A few Other Trouble Areas:
- Clothing: Pick out outfits together on the weekend. Utilize a days of the week/sweater sorters hanging in the closet for each outfit, include socks, underwear and even shoes if possible to be completely efficient. Or, you can pair shirt and pants on one hanger together and always have 7 hanging.
- AM Routine: Craziness!!! Make a list of what needs to get done (dressed, breakfast, teeth, shoes, etc.) Make a list of “Bring to School” items; such as 1. Homework 2. Forms 3. Instrument 4. Gym clothes, and so on (picture checklists or flashcards for the younger ones). Explain your expectations with times, consequences if missed. Some tricks besides the lists are to use a timer for each activity (i.e. eating, dressing) to have them learn how long it should take or create a CD that goes on at 7:10 and off at 8:00 (out the door time) – kids will get into the rhythm of what song they should be done on or should be playing for each part of the routine. And lastly, set all clocks back 10 minutes to get out the door on time.

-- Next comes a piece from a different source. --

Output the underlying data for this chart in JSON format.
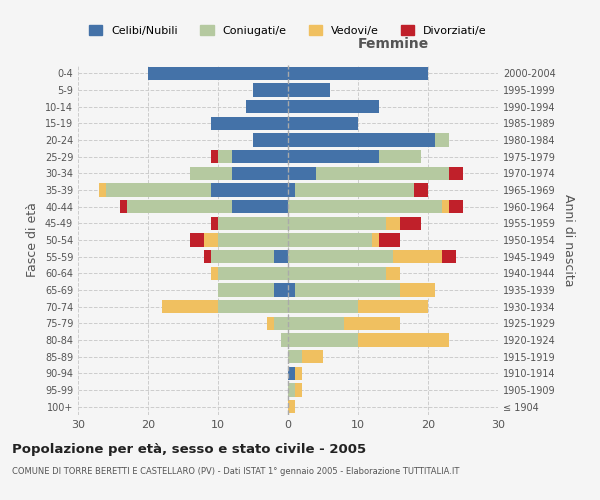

- PM Routine: Decide immediately what the rule is for Monday – Thursday evenings. Schedule, depending on your own schedules and extracurricular activities, what the flow is each day will be upon arriving home: snack and/or dinner time, lounge time, allowable amount of time of TV / video games (you can purchase times that auto-shut off the TV when time is up), homework start time, and tackling the harder stuff first helps with getting it done and lastly, bedtime (and when to start the bedtime routine – and what that routine IS).
Remember, if something isn’t working either in getting homework done or getting to bed on time, reevaluate the system you have in place and keep trying until you get a consistent result. Every child reacts differently to systems, find one that works for them and you.
Lastly, since the kids are getting back to school, take the extra time to get yourself organized. Make a project list for you and the house and prioritize it. Put the projects as appointments in your planner and tackle!